As the latest census numbers  roll in, some trends are already becoming clear. Writing for the Associated Press, Hope Yen points out that population growth in the U.S. South and West has slowed significantly. People are no longer moving to Las Vegas , Orlando, Phoenix or Atlanta. What’s behind this change?

Analysts trace the migration slowdown to the economic slowdown. And this lack of mobility may be with us for some time to come. “It remains to be seen when and where a turnaround in the nation’s unforeseen migration patterns will take place,” says William H. Frey, a demographer at Brookings Institution.

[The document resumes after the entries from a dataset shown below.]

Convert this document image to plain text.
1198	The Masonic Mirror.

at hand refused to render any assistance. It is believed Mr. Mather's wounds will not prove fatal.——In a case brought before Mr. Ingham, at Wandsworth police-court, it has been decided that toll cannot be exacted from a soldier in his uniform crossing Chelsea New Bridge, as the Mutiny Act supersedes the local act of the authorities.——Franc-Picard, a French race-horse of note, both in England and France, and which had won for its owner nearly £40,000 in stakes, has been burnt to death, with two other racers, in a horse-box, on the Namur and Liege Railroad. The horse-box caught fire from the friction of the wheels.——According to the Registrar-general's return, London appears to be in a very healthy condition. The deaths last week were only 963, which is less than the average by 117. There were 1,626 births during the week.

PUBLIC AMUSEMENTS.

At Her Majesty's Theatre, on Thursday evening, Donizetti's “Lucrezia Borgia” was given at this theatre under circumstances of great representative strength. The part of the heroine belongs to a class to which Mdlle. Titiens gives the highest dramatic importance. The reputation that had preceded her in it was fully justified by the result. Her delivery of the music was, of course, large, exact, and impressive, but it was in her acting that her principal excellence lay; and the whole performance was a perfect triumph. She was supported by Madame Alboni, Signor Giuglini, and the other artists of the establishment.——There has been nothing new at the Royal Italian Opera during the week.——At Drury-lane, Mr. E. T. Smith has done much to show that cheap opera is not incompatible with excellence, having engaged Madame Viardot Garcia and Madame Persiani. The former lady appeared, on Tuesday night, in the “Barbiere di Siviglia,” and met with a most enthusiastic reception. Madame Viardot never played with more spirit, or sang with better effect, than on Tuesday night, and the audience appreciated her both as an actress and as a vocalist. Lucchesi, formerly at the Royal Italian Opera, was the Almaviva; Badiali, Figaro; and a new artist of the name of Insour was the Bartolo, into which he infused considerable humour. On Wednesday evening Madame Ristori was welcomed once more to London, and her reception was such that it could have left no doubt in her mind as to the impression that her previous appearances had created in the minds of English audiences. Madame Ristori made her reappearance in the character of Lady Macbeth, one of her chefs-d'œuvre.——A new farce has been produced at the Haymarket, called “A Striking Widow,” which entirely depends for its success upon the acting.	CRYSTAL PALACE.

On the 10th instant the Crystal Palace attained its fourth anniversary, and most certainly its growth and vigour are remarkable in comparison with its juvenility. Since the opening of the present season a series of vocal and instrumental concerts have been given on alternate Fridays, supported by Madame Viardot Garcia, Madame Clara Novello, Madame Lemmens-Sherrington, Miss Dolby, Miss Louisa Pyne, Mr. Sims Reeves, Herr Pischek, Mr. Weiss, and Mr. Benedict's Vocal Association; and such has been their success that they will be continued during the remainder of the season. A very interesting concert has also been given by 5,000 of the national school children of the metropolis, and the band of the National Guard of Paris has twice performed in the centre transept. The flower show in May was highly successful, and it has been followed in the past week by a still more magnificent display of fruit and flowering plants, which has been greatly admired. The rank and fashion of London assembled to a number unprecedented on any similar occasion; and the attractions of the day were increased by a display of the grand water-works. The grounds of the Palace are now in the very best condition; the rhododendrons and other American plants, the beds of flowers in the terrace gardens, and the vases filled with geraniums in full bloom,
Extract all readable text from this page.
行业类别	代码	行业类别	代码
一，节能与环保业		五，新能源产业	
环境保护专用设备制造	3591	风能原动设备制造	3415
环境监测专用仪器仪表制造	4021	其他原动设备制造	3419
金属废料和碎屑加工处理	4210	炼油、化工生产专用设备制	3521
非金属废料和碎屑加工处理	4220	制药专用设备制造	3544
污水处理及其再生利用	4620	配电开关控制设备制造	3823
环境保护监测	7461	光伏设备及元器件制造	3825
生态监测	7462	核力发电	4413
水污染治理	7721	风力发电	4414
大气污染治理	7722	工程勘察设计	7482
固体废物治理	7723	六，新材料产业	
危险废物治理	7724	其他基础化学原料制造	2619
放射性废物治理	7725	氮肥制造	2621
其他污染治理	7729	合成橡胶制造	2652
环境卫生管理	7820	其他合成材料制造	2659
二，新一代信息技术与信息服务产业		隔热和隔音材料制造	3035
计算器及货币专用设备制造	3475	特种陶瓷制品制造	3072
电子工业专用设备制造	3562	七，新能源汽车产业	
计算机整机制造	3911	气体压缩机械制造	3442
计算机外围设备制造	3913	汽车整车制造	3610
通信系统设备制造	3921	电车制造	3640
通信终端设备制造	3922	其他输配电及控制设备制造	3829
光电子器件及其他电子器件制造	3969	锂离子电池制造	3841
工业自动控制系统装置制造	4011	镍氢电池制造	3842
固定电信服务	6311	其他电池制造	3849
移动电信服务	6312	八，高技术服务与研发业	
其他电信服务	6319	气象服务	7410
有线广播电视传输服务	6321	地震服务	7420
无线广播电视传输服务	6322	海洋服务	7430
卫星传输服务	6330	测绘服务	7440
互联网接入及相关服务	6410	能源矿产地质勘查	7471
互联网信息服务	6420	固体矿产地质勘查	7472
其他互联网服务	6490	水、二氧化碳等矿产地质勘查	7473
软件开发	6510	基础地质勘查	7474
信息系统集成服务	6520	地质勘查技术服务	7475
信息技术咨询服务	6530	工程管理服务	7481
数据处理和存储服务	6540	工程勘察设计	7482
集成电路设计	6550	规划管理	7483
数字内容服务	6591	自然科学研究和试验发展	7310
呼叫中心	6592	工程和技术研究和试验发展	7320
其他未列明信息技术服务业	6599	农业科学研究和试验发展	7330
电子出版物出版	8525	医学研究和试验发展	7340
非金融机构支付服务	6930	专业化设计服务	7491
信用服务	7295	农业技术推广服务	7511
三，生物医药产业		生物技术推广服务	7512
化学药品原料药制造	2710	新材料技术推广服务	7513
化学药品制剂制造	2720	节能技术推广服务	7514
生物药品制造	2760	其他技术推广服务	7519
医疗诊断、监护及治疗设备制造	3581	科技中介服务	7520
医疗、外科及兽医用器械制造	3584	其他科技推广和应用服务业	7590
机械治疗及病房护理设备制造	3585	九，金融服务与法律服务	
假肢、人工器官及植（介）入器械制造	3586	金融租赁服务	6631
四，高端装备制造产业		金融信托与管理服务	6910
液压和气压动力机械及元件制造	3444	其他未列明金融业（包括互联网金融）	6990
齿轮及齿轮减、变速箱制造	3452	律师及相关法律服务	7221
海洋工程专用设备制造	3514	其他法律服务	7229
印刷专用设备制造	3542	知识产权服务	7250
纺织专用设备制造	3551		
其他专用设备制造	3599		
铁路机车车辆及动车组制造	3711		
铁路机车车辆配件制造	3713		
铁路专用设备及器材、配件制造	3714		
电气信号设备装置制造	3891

Specifically, older consumers have decided to continue working instead of retiring. The 2010 Retirement Confidence Survey (RCS) indicates that 24% of consumers plan to work up to the age of 70. Another 9% say they’ll never retire. This compares to 50% of consumers who were retired by age 65 in 1991. Reasons given for this big shift include:

  • Poor economy 29%
  • Change in employment situation 22%
  • Finances 16%
  • Need to make up losses in stock market 12%

In addition, only 25% of current workers believe that their spending levels will be much lower in retirement. These concerns make it easy to see why fewer consumers are deciding to sell everything and move to a sunbelt retirement mecca. These changes mean marketers must adjust their messages and consider the audiences they are selling products to. Whether it’s apparel, footwear, or a new cars, today’s 65+ consumer may stay in a life stage that requires them to maintain a higher-than-planned spending level for years to come.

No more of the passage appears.